Every day I see women who had a hysterectomy with the ovaries intact. When they start getting hot flashes, many doctors put them on estrogen only and they are miserable. Many of these women already have too much estrogen. If they still had a uterus, they would be experiencing heavy bleeding along with the hot flashes. Adding additional estrogen only makes them feel worse.
When I took the N.A.M.S. Menopausal Management Certification Review Course in 2003, we were instructed not to order FSH or estradiol levels. It would just confuse us. I did not take their advice as I wanted to learn as much as I could about my patients. Two months later, I learned about compounding pharmacies and bioidentical hormones. How was it possible that I had just become certified by the most prestigious menopausal organization in the nation, and they never mentioned the existence of bioidentical hormones? It was never pointed out that I could replace depleted hormones with an identical molecule, one that could be measured, allowing me to treat female hormone abnormalities like a real doctor. Run a history and physical. Measure hormones from the whole system; top to bottom. Find out what the problem is. Replace what is needed with the identical molecule. Retest (repeating appropriate patient histories and physicals) to evaluate your progress and to determine how the patient is feeling.
So, what is to be done?
We must learn new things and manage menopause and irregular bleeding states for the endocrinologic problems that arise. We need to understand the physiology, learn what is normal and appreciate that each woman, each patient, is an individual. Each woman handles hormones in their own unique way -- there is no single magic solution.
Today’s leaders in menopausal management are our patients. If our therapies aren’t working for them, they tell us. If we don’t listen, they will find another doctor. They read books. They go to the Internet. They talk to friends. We, the professionals, must do the same. If a patient brings me a book, I read it.
For professional sources, my bible is Speroff and Fritz, Clinical Gynecologic Endocrinology and Infertility -- it must be the latest edition (Seventh Edition). There have been great advances since the Sixth Edition, especially in understanding the relationship between insulin and female hormones. Most of the books on bioidentical hormones are written for lay people. Some contain excellent information while others, not so much. I am constantly reading—even the less than perfect books provide some interesting insights.

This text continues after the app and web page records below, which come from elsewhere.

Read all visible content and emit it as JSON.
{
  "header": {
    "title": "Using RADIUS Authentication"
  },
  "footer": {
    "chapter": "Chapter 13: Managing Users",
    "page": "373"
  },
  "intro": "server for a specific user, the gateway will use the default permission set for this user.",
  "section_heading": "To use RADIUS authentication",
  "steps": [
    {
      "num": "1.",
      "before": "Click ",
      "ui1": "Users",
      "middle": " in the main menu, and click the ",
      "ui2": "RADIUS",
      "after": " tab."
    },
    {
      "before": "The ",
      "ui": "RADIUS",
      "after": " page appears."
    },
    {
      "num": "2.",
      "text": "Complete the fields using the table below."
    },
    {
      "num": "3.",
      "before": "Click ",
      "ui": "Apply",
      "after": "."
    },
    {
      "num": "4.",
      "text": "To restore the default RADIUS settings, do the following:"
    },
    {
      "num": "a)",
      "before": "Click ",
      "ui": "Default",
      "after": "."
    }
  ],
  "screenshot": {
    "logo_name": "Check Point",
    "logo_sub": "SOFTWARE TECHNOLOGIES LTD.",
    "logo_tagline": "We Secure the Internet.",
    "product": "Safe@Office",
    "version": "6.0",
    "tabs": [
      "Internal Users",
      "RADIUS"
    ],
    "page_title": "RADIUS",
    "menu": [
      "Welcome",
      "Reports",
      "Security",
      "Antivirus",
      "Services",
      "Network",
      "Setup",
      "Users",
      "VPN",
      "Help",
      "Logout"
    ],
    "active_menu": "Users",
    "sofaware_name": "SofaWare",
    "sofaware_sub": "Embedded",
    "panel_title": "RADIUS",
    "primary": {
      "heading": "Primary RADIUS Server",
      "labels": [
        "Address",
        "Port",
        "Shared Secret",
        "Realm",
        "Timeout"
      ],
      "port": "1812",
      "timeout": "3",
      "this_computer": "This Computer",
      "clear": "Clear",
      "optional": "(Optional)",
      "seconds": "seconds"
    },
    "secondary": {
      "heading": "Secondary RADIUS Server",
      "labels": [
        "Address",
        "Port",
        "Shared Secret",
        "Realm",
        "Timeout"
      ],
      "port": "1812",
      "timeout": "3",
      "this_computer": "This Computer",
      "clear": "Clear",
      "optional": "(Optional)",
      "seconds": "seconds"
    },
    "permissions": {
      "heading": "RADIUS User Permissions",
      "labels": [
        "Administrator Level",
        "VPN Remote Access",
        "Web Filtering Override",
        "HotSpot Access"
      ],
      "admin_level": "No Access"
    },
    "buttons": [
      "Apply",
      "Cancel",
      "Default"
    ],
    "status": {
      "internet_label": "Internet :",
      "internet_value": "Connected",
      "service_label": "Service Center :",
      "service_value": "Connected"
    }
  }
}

I want to share what I have learned and will be building this website as a teaching and learning tool. There is a better way then what we have been taught up to now—a way of viewing the gradual changes in a woman’s hormone status based on the physiology. There are many therapies using bioidentical hormones to act like natural hormones and can be monitored using standard laboratory testing.
Take a deep breath. It will be OK. There is a lot to learn. The results in your patients will surprise you.